These days, we tend to avoid turning on the oven and instead head to the grill when it’s time for dinner. This menu is ideal for August because it requires almost no time at the stove.
The salmon is all about the grill, the beans can be prepped ahead and served at room temperature and the salad is a snap to assemble. The meal itself is relatively simple to execute, but the diversity of flavors belies the lack of hard work.
In keeping with the “avoid the oven” theme, baking for dessert is simply not the move. Serve some ice cream, packaged cookies or fresh fruit if a sweet is desired.
Garlic Butter Grilled Salmon
Slathering the flavored butter, which melts into the fish during the cooking process, is a great way to infuse flavor and moisture into fish. I used garlic, salt, pepper, lemon and white wine, but you could add or subtract according to preferences — try dried spices, fresh herbs, fruit juice, vinegar, onions, etc.
Cooking times will vary depending on the thickness of your fish and the heat of your grill. Our salmon was about an inch thick, and it cooked for about 11 minutes.

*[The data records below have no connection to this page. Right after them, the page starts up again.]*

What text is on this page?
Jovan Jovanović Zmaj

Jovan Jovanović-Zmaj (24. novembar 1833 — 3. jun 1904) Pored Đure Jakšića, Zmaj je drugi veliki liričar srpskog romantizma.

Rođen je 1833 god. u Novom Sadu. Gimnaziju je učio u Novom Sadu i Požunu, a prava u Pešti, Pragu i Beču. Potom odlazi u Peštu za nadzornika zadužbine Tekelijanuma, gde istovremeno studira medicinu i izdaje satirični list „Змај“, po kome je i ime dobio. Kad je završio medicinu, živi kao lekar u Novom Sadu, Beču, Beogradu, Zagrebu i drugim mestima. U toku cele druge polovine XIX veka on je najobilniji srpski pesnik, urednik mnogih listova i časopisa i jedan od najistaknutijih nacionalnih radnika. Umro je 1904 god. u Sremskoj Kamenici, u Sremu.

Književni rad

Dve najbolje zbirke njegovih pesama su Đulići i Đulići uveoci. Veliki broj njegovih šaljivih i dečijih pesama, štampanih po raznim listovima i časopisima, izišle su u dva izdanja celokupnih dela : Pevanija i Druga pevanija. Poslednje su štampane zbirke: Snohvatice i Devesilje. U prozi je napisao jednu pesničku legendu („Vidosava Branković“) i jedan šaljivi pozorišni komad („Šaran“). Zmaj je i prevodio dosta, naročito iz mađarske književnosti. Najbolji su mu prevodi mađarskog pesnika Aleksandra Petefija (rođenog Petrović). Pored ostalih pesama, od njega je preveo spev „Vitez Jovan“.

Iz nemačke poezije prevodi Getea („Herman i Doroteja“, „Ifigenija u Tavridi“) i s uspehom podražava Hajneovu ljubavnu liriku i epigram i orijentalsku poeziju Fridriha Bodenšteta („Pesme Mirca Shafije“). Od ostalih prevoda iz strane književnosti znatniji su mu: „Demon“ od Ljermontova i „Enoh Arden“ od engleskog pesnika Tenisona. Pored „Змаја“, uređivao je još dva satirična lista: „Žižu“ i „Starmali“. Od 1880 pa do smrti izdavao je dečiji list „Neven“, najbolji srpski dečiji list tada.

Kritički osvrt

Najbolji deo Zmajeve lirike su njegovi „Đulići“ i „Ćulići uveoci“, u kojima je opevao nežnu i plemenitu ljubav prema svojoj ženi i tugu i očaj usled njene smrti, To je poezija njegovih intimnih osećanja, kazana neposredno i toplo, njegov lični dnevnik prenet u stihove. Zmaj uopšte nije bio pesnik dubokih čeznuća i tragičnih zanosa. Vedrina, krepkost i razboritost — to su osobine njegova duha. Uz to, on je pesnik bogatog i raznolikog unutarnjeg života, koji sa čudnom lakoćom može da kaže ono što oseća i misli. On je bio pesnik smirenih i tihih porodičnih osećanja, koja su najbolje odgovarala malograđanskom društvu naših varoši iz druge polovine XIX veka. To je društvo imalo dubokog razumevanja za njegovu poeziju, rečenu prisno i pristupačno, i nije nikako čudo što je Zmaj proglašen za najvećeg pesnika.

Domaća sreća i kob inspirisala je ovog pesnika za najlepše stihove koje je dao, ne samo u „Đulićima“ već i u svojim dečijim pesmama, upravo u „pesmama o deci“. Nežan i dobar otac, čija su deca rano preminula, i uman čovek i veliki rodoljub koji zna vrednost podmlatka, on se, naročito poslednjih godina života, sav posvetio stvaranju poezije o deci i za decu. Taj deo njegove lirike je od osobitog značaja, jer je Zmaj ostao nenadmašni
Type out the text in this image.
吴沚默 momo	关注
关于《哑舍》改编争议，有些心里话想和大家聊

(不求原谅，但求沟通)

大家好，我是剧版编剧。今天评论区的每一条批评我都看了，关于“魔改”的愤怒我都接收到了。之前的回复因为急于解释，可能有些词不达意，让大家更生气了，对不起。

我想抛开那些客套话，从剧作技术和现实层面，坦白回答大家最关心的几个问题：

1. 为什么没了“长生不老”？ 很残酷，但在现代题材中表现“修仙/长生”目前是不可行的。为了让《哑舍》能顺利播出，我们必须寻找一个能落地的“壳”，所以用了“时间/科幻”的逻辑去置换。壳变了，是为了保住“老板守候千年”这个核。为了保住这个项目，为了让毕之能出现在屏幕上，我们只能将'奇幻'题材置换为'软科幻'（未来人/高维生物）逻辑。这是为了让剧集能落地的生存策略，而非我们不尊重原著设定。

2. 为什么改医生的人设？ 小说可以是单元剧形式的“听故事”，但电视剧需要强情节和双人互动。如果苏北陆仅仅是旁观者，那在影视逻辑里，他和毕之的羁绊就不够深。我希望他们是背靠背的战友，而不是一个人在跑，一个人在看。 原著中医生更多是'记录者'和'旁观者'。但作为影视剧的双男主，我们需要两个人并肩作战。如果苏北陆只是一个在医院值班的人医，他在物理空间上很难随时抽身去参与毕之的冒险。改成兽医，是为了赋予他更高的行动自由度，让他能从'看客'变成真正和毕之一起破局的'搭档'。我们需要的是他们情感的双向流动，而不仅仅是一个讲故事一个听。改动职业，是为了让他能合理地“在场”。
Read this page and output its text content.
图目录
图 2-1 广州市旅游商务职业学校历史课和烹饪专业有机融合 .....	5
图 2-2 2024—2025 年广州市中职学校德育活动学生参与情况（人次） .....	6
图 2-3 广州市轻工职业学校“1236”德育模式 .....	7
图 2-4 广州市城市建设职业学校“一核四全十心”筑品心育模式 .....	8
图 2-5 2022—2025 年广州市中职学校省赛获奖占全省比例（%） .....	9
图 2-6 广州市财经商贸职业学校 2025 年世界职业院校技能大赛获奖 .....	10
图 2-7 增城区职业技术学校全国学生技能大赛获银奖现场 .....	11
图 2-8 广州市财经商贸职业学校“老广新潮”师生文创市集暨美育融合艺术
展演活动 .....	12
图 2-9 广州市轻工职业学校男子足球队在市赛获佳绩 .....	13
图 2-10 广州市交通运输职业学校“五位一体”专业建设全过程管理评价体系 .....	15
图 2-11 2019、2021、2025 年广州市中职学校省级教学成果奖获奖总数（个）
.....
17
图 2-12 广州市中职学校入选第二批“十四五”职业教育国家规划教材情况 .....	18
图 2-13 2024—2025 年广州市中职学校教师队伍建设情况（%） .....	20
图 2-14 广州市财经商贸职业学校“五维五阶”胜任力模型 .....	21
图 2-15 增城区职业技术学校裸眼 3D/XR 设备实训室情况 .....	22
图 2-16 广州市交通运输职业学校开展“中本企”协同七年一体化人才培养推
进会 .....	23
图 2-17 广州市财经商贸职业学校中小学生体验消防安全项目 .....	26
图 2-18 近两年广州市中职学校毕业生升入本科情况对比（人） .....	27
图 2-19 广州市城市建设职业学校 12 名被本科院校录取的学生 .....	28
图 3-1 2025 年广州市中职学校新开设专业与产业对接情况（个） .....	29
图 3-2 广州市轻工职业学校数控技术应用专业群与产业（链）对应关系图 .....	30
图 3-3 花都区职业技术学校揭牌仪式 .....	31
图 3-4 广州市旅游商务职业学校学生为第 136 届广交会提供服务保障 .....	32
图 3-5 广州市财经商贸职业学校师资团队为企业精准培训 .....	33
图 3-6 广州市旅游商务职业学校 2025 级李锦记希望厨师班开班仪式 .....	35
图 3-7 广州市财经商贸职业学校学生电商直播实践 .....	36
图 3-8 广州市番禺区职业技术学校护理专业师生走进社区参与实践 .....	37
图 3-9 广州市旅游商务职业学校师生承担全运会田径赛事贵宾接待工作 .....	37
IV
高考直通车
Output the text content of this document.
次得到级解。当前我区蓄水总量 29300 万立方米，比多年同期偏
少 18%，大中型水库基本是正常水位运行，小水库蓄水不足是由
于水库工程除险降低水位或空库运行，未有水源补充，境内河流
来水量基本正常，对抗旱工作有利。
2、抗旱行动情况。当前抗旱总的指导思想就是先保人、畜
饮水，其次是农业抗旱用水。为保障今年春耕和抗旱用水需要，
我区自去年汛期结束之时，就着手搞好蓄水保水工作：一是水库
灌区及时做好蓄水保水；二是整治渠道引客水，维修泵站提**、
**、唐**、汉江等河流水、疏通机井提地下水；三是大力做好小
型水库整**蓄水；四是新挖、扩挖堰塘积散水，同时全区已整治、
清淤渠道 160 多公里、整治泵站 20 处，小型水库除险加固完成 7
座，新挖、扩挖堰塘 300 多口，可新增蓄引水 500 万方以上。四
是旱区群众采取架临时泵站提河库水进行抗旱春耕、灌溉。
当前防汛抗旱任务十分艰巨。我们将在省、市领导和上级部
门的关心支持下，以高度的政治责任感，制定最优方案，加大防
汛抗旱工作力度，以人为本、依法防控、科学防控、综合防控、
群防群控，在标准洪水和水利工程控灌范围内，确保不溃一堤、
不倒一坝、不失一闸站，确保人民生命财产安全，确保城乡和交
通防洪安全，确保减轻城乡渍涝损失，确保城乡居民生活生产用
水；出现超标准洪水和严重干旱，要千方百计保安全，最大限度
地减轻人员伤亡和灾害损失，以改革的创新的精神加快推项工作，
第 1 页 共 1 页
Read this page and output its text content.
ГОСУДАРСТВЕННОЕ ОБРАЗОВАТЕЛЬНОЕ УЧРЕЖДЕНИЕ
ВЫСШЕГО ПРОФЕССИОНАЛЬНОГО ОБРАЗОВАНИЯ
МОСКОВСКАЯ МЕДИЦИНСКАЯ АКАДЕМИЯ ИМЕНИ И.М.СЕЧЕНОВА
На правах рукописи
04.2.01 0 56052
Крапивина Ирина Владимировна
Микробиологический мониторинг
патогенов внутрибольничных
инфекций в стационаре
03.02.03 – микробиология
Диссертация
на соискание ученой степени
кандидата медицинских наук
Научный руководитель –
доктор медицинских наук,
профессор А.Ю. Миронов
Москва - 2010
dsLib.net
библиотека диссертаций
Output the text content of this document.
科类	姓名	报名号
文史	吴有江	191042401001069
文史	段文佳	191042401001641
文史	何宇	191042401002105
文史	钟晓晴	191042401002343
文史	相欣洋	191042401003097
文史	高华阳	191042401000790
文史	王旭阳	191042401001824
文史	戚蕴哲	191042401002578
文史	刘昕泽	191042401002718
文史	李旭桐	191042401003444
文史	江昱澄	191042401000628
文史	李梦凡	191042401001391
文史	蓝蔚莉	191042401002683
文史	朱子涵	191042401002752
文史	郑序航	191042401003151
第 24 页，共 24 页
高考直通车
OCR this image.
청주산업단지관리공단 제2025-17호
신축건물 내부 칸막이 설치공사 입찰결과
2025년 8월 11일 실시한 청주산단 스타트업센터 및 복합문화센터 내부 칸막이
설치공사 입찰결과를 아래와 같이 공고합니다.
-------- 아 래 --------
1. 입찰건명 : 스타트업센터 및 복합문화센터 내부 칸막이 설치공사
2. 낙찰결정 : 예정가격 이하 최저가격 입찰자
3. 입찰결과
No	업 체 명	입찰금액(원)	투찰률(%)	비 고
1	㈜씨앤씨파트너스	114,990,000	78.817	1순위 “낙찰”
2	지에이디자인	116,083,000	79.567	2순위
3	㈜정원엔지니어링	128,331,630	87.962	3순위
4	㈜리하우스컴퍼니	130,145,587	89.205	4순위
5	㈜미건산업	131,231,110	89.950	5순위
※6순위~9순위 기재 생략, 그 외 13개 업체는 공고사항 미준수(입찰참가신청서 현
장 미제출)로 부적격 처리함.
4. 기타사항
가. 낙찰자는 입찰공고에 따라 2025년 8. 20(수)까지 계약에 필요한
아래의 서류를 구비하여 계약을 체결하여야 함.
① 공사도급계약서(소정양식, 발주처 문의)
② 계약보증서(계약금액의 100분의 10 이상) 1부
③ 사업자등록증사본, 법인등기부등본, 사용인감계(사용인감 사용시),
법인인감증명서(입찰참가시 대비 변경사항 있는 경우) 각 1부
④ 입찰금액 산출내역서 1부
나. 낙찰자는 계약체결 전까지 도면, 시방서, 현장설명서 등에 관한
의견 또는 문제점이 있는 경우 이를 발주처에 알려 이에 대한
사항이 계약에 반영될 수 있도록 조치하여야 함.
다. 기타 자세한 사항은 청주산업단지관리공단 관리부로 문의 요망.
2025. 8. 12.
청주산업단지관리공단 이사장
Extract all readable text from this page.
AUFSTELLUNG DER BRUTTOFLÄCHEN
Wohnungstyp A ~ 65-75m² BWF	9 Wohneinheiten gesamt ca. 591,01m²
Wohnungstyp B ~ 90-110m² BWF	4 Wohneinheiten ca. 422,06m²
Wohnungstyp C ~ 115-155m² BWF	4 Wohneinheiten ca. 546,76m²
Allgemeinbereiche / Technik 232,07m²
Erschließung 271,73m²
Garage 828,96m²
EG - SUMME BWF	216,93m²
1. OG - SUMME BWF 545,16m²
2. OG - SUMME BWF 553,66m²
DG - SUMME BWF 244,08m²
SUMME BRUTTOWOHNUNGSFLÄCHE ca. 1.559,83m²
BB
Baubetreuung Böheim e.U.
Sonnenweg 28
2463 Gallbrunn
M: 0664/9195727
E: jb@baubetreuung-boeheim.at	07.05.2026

1½ pounds salmon filet (skin on)
½-stick butter, softened
2 cloves garlic, crushed
Zest and juice of ½-lemon
Pinch of salt
Generous amount of freshly cracked pepper
1 tablespoon white wine
Place the salmon skin side down on a plate and spritz it with the lemon juice, salt and pepper.
Mix the butter with the garlic, zest and wine in a small bowl. Stir to blend well.
Spread the butter mixture on the salmon filet and allow it to sit for about 30 minutes.
Heat a grill to medium/high. Place the salmon, skin side down, on the grill and cook for about 5 minutes, or until it can easily be flipped and doesn’t stick to the surface.
Cook the second side for about 3 minutes, then rotate the fish 90 degrees (same side down) to create grill hashmarks. Cook for another 2-3 minutes, check for doneness and serve.
Note: If the fish is sticking to the grill, do not force the rotation step; it enhances the appearance of the finished product but does not alter the taste; if the fish is not ready to move, do not force it or it will tear.
Black Olive Green Beans
I am forever seeking ways to gussy up string beans.
This preparation came together as I looked for something interesting in the refrigerator of our beach rental (which was not well stocked) to jazz up the beans. Black olives jumped out at me, and now this will be a go-to simple vegetable recipe.
It went beautifully with the salmon and would work well with most proteins. I wouldn’t serve it with something that is overly salty, like a soy sauce-based dish, but most other simple meat, fish or chicken would be complemented by this combo.
I used oil-cured black, pitted olives, because that is what I had on hand, but any pitted olive would work. The black color was a nice visual contrast with the green beans, which green olives would not deliver, but they would taste just fine regardless.
One great thing about this dish is it can be served hot, at room temperature or chilled, so it gives the cook lots of flexibility on when to prep it.
1 pound string beans, stems removed
½-cup oil-cured, pitted black olives
Cover the beans with water in a large saucepan and add a pinch of salt and bring it to a boil. Cover and simmer for about 3 minutes until the beans are crisp-tender.
Drain the beans and place them in a serving bowl. Toss the olives over the beans, stir and serve, or set aside and serve at room temperature or chilled.
Peach Arugula Parmesan Salad
In general, my daughter dislikes fruit in salad. I’m a fan — I find the contrasting flavors and textures interesting, so we have an ongoing, low-grade battle on this.
When I placed this salad on the table, I said, “You are going to hate this.” Imagine my surprise when she said, “Actually, it’s pretty good. You put a lot of Parm cheese, and cut the peaches small. That decreases the sweetness, so it kind of works.”
Arugula is ideal here because of its peppery, slight bitterness. You could also use baby kale or escarole. I would stay away from the milder lettuces: Without the contrast, the salad will be dominated by the sweetness of the peaches. Because you make the dressing right on the salad, it is super-quick to assemble seconds before dinner.
1 package arugula or baby kale, or a head of escarole, rinsed and torn
1 ripe peach, chopped into small pieces, about ½ inch
⅓-cup ground Parmesan cheese
Generous grinding of fresh cracked pepper
¼-teaspoon garlic powder
1 teaspoon white balsamic vinegar
2 tablespoons extra-virgin olive oil
Place the lettuce and peaches in a salad bowl, and sprinkle with the Parmesan cheese.
Sprinkle with the salt, garlic powder and pepper.
Drizzle with the vinegar and oil. Toss well and serve immediately.